You've reached the Virginia Cooperative Extension Newsletter Archive.
These files cover more than ten years of newsletters posted on our old website
(through April/May 2009), and are provided for historical purposes only.
As such, they may contain out-of-date references and broken links.
To see our latest newsletters and current information, visit our website at
Newsletter Archive index:
Beef Management Tips
Livestock Update, October 2000
John Hall, Extension Specialist, Beef, Virginia Tech
October Beef Management Calendar
Spring Calving Herds
- Give pre-weaning injections to calves not already weaned (VQA )

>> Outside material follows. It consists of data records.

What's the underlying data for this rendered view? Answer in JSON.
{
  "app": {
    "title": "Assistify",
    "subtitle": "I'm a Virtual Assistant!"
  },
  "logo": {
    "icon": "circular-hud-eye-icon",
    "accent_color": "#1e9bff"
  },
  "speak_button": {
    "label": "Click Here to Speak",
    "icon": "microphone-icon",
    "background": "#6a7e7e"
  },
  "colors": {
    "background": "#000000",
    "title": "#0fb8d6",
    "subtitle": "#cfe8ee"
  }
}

- Wean calves this month or early next month
- Market calves at VQA sales, graded sales, telo-auction or as off-farm truckloads
- Make arrangements for backgrounding calves
- Feed replacement heifers to gain 1.5 - 1.75 lbs per day or use the Target Weight method to calculate rate of gain
- Pregnancy check cows
- Body condition score cows at weaning and separate thin cows
- Cull open, old and very thin cows; check feet and legs, udders and eyes; cull especially hard is feed is short
- Switch to high magnesium minerals to prevent grass tetnay
- Inventory feed supplies and secure feed for winter
Fall calving herds
- Continue calving
- Move pregnant heifers and early calving cows to calving area about 2 weeks before due date
- Check cows 3 to 4 times per day, heifers more often - assist early if needed
- Keep calving area clean and move healthy pairs out to large pastures 3 days after calving
- Body condition score cows at calving; plan nutrition/grazing program based on BCS
- Ear tag and dehorn all calves at birth; castrate male calves in commercial herds
- Give selenium and vitamin A & D injections to newborn calves
- Feed cows extra energy after calving; some protein may be needed also if good pasture is not available. Cows calving at BCS < 5 should receive special nutritional attention.

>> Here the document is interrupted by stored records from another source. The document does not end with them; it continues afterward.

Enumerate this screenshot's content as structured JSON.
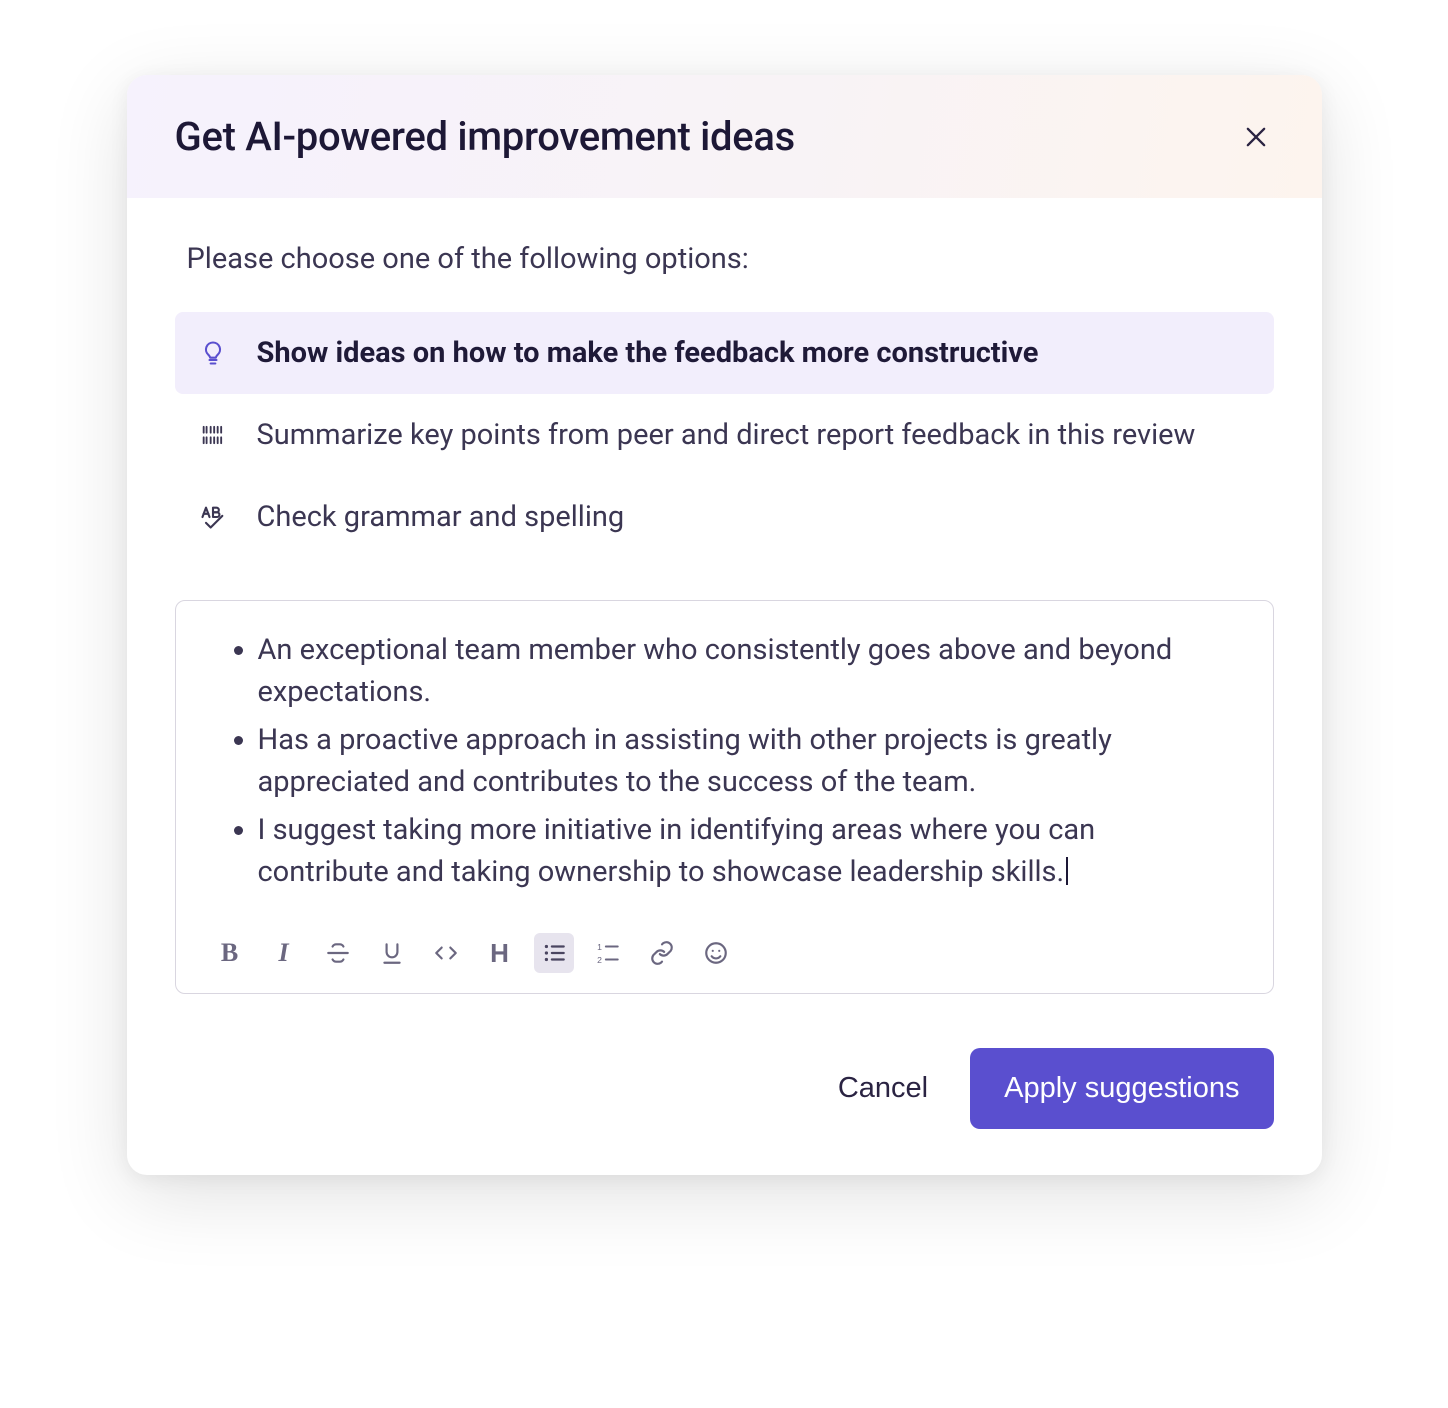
{
  "modal": {
    "title": "Get AI-powered improvement ideas",
    "prompt": "Please choose one of the following options:"
  },
  "options": [
    {
      "label": "Show ideas on how to make the feedback more constructive",
      "selected": true,
      "icon": "lightbulb-icon"
    },
    {
      "label": "Summarize key points from peer and direct report feedback in this review",
      "selected": false,
      "icon": "barcode-icon"
    },
    {
      "label": "Check grammar and spelling",
      "selected": false,
      "icon": "spellcheck-icon"
    }
  ],
  "editor": {
    "bullets": [
      "An exceptional team member who consistently goes above and beyond expectations.",
      "Has a proactive approach in assisting with other projects is greatly appreciated and contributes to the success of the team.",
      "I suggest taking more initiative in identifying areas where you can contribute and taking ownership to showcase leadership skills."
    ],
    "toolbar": {
      "bold": "B",
      "italic": "I",
      "heading": "H"
    }
  },
  "footer": {
    "cancel": "Cancel",
    "apply": "Apply suggestions"
  }
}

- Keep high quality, high magnesium high selenium minerals available
- Reproductive tract score and measure pelvic areas on yearling replacement heifers; RTS should be 3 or better and pelvic areas should be >140 sq. cm
- Purchase estrous synchronization supplies; line up AI technician or AI supplies
Treat for grubs now. November 1 is the cut off date for treating cattle for grubs. After that date, grubs may have migrated to areas around the spinal cord and esophagus. If grubs are killed after they have moved to that location, they can cause a severe inflammatory reaction resulting in paralysis or suffocation of the cow. Grubs cause damage to the hide as they cut breathing hole in the skin of cattle. In addition, they reduce animal performance. Many types of pour-ons are available to treat grubs. They include organophosphates like Warbex, Spot-on or Tiguvon as well as the new endecticides like Ivomec Pour-On, Dectomax or Cydectin.
Pregnancy Check Cows at Weaning. Open cows should not be carried through the winter especially this winter with the short feed supply. Cows should be palpated by a veterinarian at weaning to determine pregnancy status. In addition, a good veterinarian can "age the fetus" to give producers expected calving dates for cows. Pregnancy checking costs only a few dollars per cow especially if it is combined with other management practices. Keeping any cow costs an average of $300 per year in Virginia. So if you keep an open cow your are giving away $300 without getting any return.